The real risks of knowledge sharing

Don’t worry about people stealing your ideas!. I just love this quote from Howard Aiken:

Don’t worry about people stealing your ideas. If your ideas are any good, you’ll have to ram them down people’s throats.

So true! [Gurteen Knowledge-Log]

I have a new hypothesis about why it’s difficult to get people to contribute to knowledge management systems in organizations.

Conventional wisdow says it’s because people are worried that someone will steal their ideas. I think that’s a rationalization. I think the real fear is the fear of being ignored. The fear that the knowledge I share is so obvious or trivial that no one will care. What’s the old maxim from Mark Twain? “Better to remain silent and be thought a fool, than to open your mouth and remove all doubt.” (some input from my readers about the correct attribution of this quote. See my comments here for some more)

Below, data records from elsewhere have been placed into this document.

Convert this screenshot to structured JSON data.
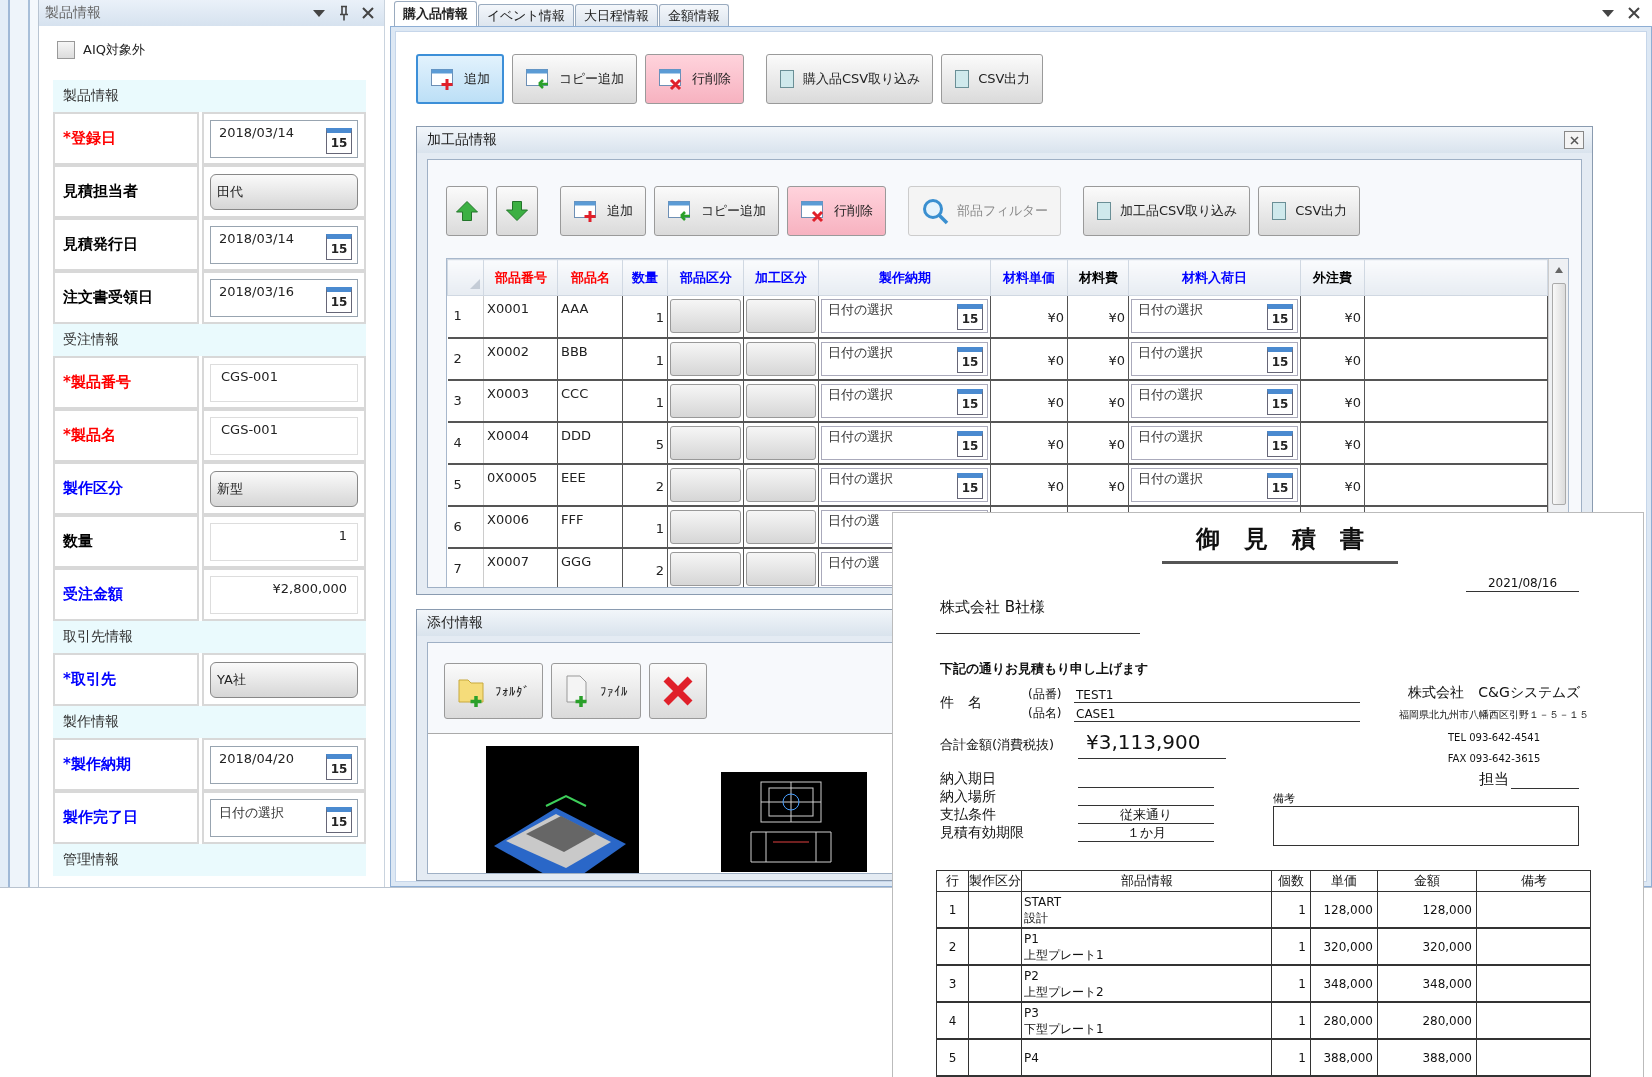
{
  "left_panel": {
    "title": "製品情報",
    "checkbox": {
      "label": "AIQ対象外",
      "checked": false
    },
    "sections": [
      {
        "title": "製品情報",
        "rows": [
          {
            "label": "*登録日",
            "color": "#ff0000",
            "kind": "date",
            "value": "2018/03/14",
            "icon_text": "15"
          },
          {
            "label": "見積担当者",
            "color": "#000000",
            "kind": "combo",
            "value": "田代"
          },
          {
            "label": "見積発行日",
            "color": "#000000",
            "kind": "date",
            "value": "2018/03/14",
            "icon_text": "15"
          },
          {
            "label": "注文書受領日",
            "color": "#000000",
            "kind": "date",
            "value": "2018/03/16",
            "icon_text": "15"
          }
        ]
      },
      {
        "title": "受注情報",
        "rows": [
          {
            "label": "*製品番号",
            "color": "#ff0000",
            "kind": "text",
            "value": "CGS-001"
          },
          {
            "label": "*製品名",
            "color": "#ff0000",
            "kind": "text",
            "value": "CGS-001"
          },
          {
            "label": "製作区分",
            "color": "#0000ff",
            "kind": "combo",
            "value": "新型"
          },
          {
            "label": "数量",
            "color": "#000000",
            "kind": "number",
            "value": "1"
          },
          {
            "label": "受注金額",
            "color": "#0000ff",
            "kind": "number",
            "value": "¥2,800,000"
          }
        ]
      },
      {
        "title": "取引先情報",
        "rows": [
          {
            "label": "*取引先",
            "color": "#0000ff",
            "kind": "combo",
            "value": "YA社"
          }
        ]
      },
      {
        "title": "製作情報",
        "rows": [
          {
            "label": "*製作納期",
            "color": "#0000ff",
            "kind": "date",
            "value": "2018/04/20",
            "icon_text": "15"
          },
          {
            "label": "製作完了日",
            "color": "#0000ff",
            "kind": "date",
            "placeholder": "日付の選択",
            "icon_text": "15"
          }
        ]
      },
      {
        "title": "管理情報"
      }
    ]
  },
  "main": {
    "tabs": [
      {
        "label": "購入品情報",
        "selected": true
      },
      {
        "label": "イベント情報",
        "selected": false
      },
      {
        "label": "大日程情報",
        "selected": false
      },
      {
        "label": "金額情報",
        "selected": false
      }
    ],
    "toolbar": [
      {
        "kind": "add",
        "label": "追加",
        "focused": true
      },
      {
        "kind": "copy",
        "label": "コピー追加",
        "focused": false
      },
      {
        "kind": "delete",
        "label": "行削除",
        "focused": false
      },
      {
        "kind": "import",
        "label": "購入品CSV取り込み",
        "focused": false
      },
      {
        "kind": "export",
        "label": "CSV出力",
        "focused": false
      }
    ],
    "parts_window": {
      "title": "加工品情報",
      "toolbar": [
        {
          "kind": "up",
          "disabled": false
        },
        {
          "kind": "down",
          "disabled": false
        },
        {
          "kind": "add",
          "label": "追加",
          "disabled": false
        },
        {
          "kind": "copy",
          "label": "コピー追加",
          "disabled": false
        },
        {
          "kind": "delete",
          "label": "行削除",
          "disabled": false
        },
        {
          "kind": "filter",
          "label": "部品フィルター",
          "disabled": true
        },
        {
          "kind": "import",
          "label": "加工品CSV取り込み",
          "disabled": false
        },
        {
          "kind": "export",
          "label": "CSV出力",
          "disabled": false
        }
      ],
      "grid": {
        "columns": [
          {
            "label": "部品番号",
            "color": "#ff0000"
          },
          {
            "label": "部品名",
            "color": "#ff0000"
          },
          {
            "label": "数量",
            "color": "#0000ff"
          },
          {
            "label": "部品区分",
            "color": "#0000ff"
          },
          {
            "label": "加工区分",
            "color": "#0000ff"
          },
          {
            "label": "製作納期",
            "color": "#0000ff"
          },
          {
            "label": "材料単価",
            "color": "#0000ff"
          },
          {
            "label": "材料費",
            "color": "#000000"
          },
          {
            "label": "材料入荷日",
            "color": "#0000ff"
          },
          {
            "label": "外注費",
            "color": "#000000"
          }
        ],
        "rows": [
          {
            "no": "1",
            "part_no": "X0001",
            "name": "AAA",
            "qty": "1",
            "delivery": {
              "placeholder": "日付の選択",
              "icon_text": "15"
            },
            "material_price": "¥0",
            "material_cost": "¥0",
            "arrival": {
              "placeholder": "日付の選択",
              "icon_text": "15"
            },
            "outsourcing": "¥0"
          },
          {
            "no": "2",
            "part_no": "X0002",
            "name": "BBB",
            "qty": "1",
            "delivery": {
              "placeholder": "日付の選択",
              "icon_text": "15"
            },
            "material_price": "¥0",
            "material_cost": "¥0",
            "arrival": {
              "placeholder": "日付の選択",
              "icon_text": "15"
            },
            "outsourcing": "¥0"
          },
          {
            "no": "3",
            "part_no": "X0003",
            "name": "CCC",
            "qty": "1",
            "delivery": {
              "placeholder": "日付の選択",
              "icon_text": "15"
            },
            "material_price": "¥0",
            "material_cost": "¥0",
            "arrival": {
              "placeholder": "日付の選択",
              "icon_text": "15"
            },
            "outsourcing": "¥0"
          },
          {
            "no": "4",
            "part_no": "X0004",
            "name": "DDD",
            "qty": "5",
            "delivery": {
              "placeholder": "日付の選択",
              "icon_text": "15"
            },
            "material_price": "¥0",
            "material_cost": "¥0",
            "arrival": {
              "placeholder": "日付の選択",
              "icon_text": "15"
            },
            "outsourcing": "¥0"
          },
          {
            "no": "5",
            "part_no": "0X0005",
            "name": "EEE",
            "qty": "2",
            "delivery": {
              "placeholder": "日付の選択",
              "icon_text": "15"
            },
            "material_price": "¥0",
            "material_cost": "¥0",
            "arrival": {
              "placeholder": "日付の選択",
              "icon_text": "15"
            },
            "outsourcing": "¥0"
          },
          {
            "no": "6",
            "part_no": "X0006",
            "name": "FFF",
            "qty": "1",
            "delivery": {
              "placeholder": "日付の選"
            }
          },
          {
            "no": "7",
            "part_no": "X0007",
            "name": "GGG",
            "qty": "2",
            "delivery": {
              "placeholder": "日付の選"
            }
          }
        ]
      }
    },
    "attachments": {
      "title": "添付情報",
      "toolbar": [
        {
          "kind": "folder",
          "label": "ﾌｫﾙﾀﾞ"
        },
        {
          "kind": "file",
          "label": "ﾌｧｲﾙ"
        },
        {
          "kind": "remove"
        }
      ],
      "images": [
        {
          "kind": "cad_model"
        },
        {
          "kind": "cad_drawing"
        }
      ]
    }
  },
  "estimate": {
    "title": "御　見　積　書",
    "date": "2021/08/16",
    "addressee": "株式会社 B社様",
    "intro": "下記の通りお見積もり申し上げます",
    "subject_label": "件　名",
    "subject": [
      {
        "tag": "(品番)",
        "value": "TEST1"
      },
      {
        "tag": "(品名)",
        "value": "CASE1"
      }
    ],
    "total_label": "合計金額(消費税抜)",
    "total": "¥3,113,900",
    "company": {
      "name": "株式会社　C&Gシステムズ",
      "address": "福岡県北九州市八幡西区引野１－５－１５",
      "tel": "TEL 093-642-4541",
      "fax": "FAX 093-642-3615"
    },
    "staff_label": "担当",
    "terms": [
      {
        "label": "納入期日"
      },
      {
        "label": "納入場所"
      },
      {
        "label": "支払条件",
        "value": "従来通り"
      },
      {
        "label": "見積有効期限",
        "value": "１か月"
      }
    ],
    "remarks_label": "備考",
    "table": {
      "columns": [
        "行",
        "製作区分",
        "部品情報",
        "個数",
        "単価",
        "金額",
        "備考"
      ],
      "rows": [
        {
          "no": "1",
          "part": [
            "START",
            "設計"
          ],
          "qty": "1",
          "price": "128,000",
          "amount": "128,000"
        },
        {
          "no": "2",
          "part": [
            "P1",
            "上型プレート1"
          ],
          "qty": "1",
          "price": "320,000",
          "amount": "320,000"
        },
        {
          "no": "3",
          "part": [
            "P2",
            "上型プレート2"
          ],
          "qty": "1",
          "price": "348,000",
          "amount": "348,000"
        },
        {
          "no": "4",
          "part": [
            "P3",
            "下型プレート1"
          ],
          "qty": "1",
          "price": "280,000",
          "amount": "280,000"
        },
        {
          "no": "5",
          "part": [
            "P4"
          ],
          "qty": "1",
          "price": "388,000",
          "amount": "388,000"
        }
      ]
    }
  }
}
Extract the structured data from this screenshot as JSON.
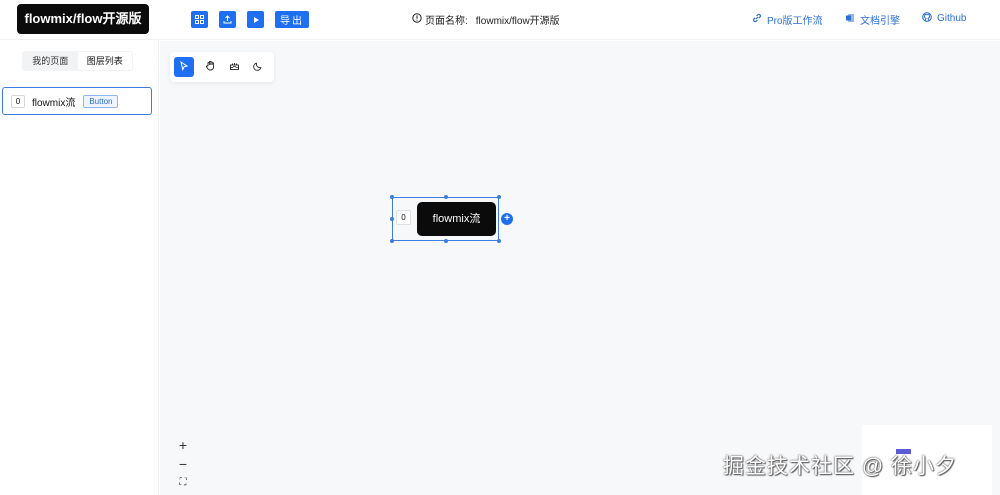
{
  "header": {
    "logo": "flowmix/flow开源版",
    "toolbar": {
      "icons": [
        "grid-icon",
        "upload-icon",
        "play-icon"
      ],
      "export_label": "导出"
    },
    "page_name_label": "页面名称:",
    "page_name_value": "flowmix/flow开源版",
    "links": [
      {
        "label": "Pro版工作流",
        "icon": "link-icon"
      },
      {
        "label": "文档引擎",
        "icon": "word-doc-icon"
      },
      {
        "label": "Github",
        "icon": "github-icon"
      }
    ]
  },
  "sidebar": {
    "tabs": [
      {
        "label": "我的页面",
        "active": false
      },
      {
        "label": "图层列表",
        "active": true
      }
    ],
    "layers": [
      {
        "index": "0",
        "name": "flowmix流",
        "type": "Button"
      }
    ]
  },
  "canvas": {
    "tools": [
      "select-cursor-icon",
      "hand-pan-icon",
      "cake-icon",
      "moon-icon"
    ],
    "node": {
      "index": "0",
      "label": "flowmix流"
    },
    "zoom": {
      "in": "+",
      "out": "−",
      "fit": "⛶"
    }
  },
  "watermark": "掘金技术社区 @ 徐小夕",
  "colors": {
    "accent": "#1e6ff1",
    "dark": "#0b0b0b",
    "canvas": "#f7f8fa"
  }
}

The issue may still be fear, but it’s a fear that we need to address in a very different way.

Moonset from the International Space Station

Moonset, viewed from the Space Station. This NASA website offers a streaming quicktime movie of our moon setting on the horizon, as viewed from the International Space Station. The moon turns into a squashy, pink pancake as it sets, and this science primer explains why. Link to article, Link to movie, Discuss
[Boing Boing Blog]

Something fun to end the day. Appropriate in part because my youngest boy and I are about to start work on a model of the ISS.